Derin Yoksulluk Ağı'nın 'Pandemi Döneminde Derin Yoksulluk ve Haklara Erişim' raporu yayınlandı. Rapordaki veriler İstanbul’da ikamet eden, düzenli geliri olmayan, günlük ve güvencesiz işlerde çalışan 103 hane ile görüşmeler yapılarak elde edildi.
Gazete Duvar'dan Ferhat Yaşar'ın haberine göre görüşülen 103 hanenin yüzde 13’ünde çocuklar çalışıyor. Bu hanelerin yüzde 6’sında eve sadece çocuklar gelir getiriyor.
'Pandemi Döneminde Derin Yoksulluk ve Haklara Erişim' araştırmasında görüşülen ailelerin yüzde 41’i herhangi bir sağlık güvencesi olmadığı için, yüzde 34’ü ise sağlık güvencesi ilaçlarını karşılamadığı için yeterli ilaca ulaşamıyor.

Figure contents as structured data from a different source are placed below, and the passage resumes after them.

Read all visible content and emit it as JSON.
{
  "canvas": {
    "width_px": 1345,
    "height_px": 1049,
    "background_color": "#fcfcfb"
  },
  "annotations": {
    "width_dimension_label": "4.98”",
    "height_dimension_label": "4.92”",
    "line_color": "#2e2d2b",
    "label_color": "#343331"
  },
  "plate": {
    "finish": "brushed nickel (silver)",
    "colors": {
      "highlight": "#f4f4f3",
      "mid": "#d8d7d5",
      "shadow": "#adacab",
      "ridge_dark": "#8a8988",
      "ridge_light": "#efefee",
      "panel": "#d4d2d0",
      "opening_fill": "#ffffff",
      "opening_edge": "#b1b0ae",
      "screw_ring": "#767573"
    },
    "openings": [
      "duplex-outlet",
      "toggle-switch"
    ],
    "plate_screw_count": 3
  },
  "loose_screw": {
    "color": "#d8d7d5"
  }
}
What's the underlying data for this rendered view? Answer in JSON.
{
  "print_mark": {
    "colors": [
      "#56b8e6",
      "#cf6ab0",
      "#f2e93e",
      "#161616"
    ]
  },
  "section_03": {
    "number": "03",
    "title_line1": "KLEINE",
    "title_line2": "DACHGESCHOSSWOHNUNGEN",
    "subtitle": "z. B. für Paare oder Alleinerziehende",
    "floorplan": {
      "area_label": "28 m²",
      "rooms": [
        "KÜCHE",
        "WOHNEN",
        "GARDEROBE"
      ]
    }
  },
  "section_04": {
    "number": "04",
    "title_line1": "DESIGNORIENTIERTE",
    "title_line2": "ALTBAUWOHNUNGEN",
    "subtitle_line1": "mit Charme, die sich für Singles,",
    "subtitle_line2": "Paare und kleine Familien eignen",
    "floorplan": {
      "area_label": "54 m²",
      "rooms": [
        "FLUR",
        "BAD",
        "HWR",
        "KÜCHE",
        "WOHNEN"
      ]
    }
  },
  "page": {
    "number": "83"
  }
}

Bu hanelerde görüşülen kişilerin yüzde 18,6’sı sağlık hizmetleri hakkında yeterli bilgiye ulaşamadığı, yüzde 7,2’si sağlık sistemi içinde ayrımcılığa maruz kaldığı, yüzde 25,8’i ise sosyal güvencesi olmadığı için sağlık hizmetlerine erişemediğini belirtiliyor.
Saha çalışması sonuçlarına göre, yoksulluk koşulları altında yaşayan 103 hanenin yüzde 57,8’inde çocuklar uzaktan eğitime devam edemedi. Okula devam edemeyen çocukların; yüzde 60’ı uzaktan eğitime katılabilecek teknolojik cihaza erişimi olmaması, yüzde 54’ü internete erişimi olmaması, yüzde 45’i takip eden bir yetişkinin olmaması, yüzde 39’u uzaktan eğitime erişim konusunda yeterli bilgiye sahip olmaması ve yüzde 7’si çalışmak zorunda olması sebepleriyle uzaktan eğitime katılamadı. Çocukların yüzde 59’u bu engellerden en az ikisiyle karşı karşıya kaldı.
Görüşülen ailelerin yüzde 85’i yeterli besine ulaşamıyor. Günlük işlerde çalışarak geçimini sağlayan ailelerin yüzde 10’u baraka/çadır koşullarında yaşıyor.
Ailelerin yüzde 74’ü bebek maması ve bezi almakta zorlanırken, yüzde 21’i hiç alamıyor. Aileler 0-3 yaş çocuklarını hazır çorba, şekerli su, pirinç lapası gibi besin değeri bu yaş grubu için yeterli olmayan besinlerle beslemek zorunda kalıyor. Hanelerin yüzde 38,7’sinde neredeyse her gün öğün atlanıyor. Görüşülen ailelerin yüzde 39’u pandemi döneminden önce de temiz içme suyuna erişemediğini söylerken, yüzde 49 pandemi döneminde içme suyuna erişemiyor.
Birçok hane; çadırlarının/barakalarının belediye/hükümet tarafından yıkılması, oturdukları evin kirasını ödeyememek, kirada oturulan evin kontratının yapılmamış olması gibi sebeplerle evsizlik kaybetme riskiyle karşı karşıya kalıyor. 103 haneden yüzde 38,8’i evini kaybetme riskiyle karşı karşıya kaldığını söyledi.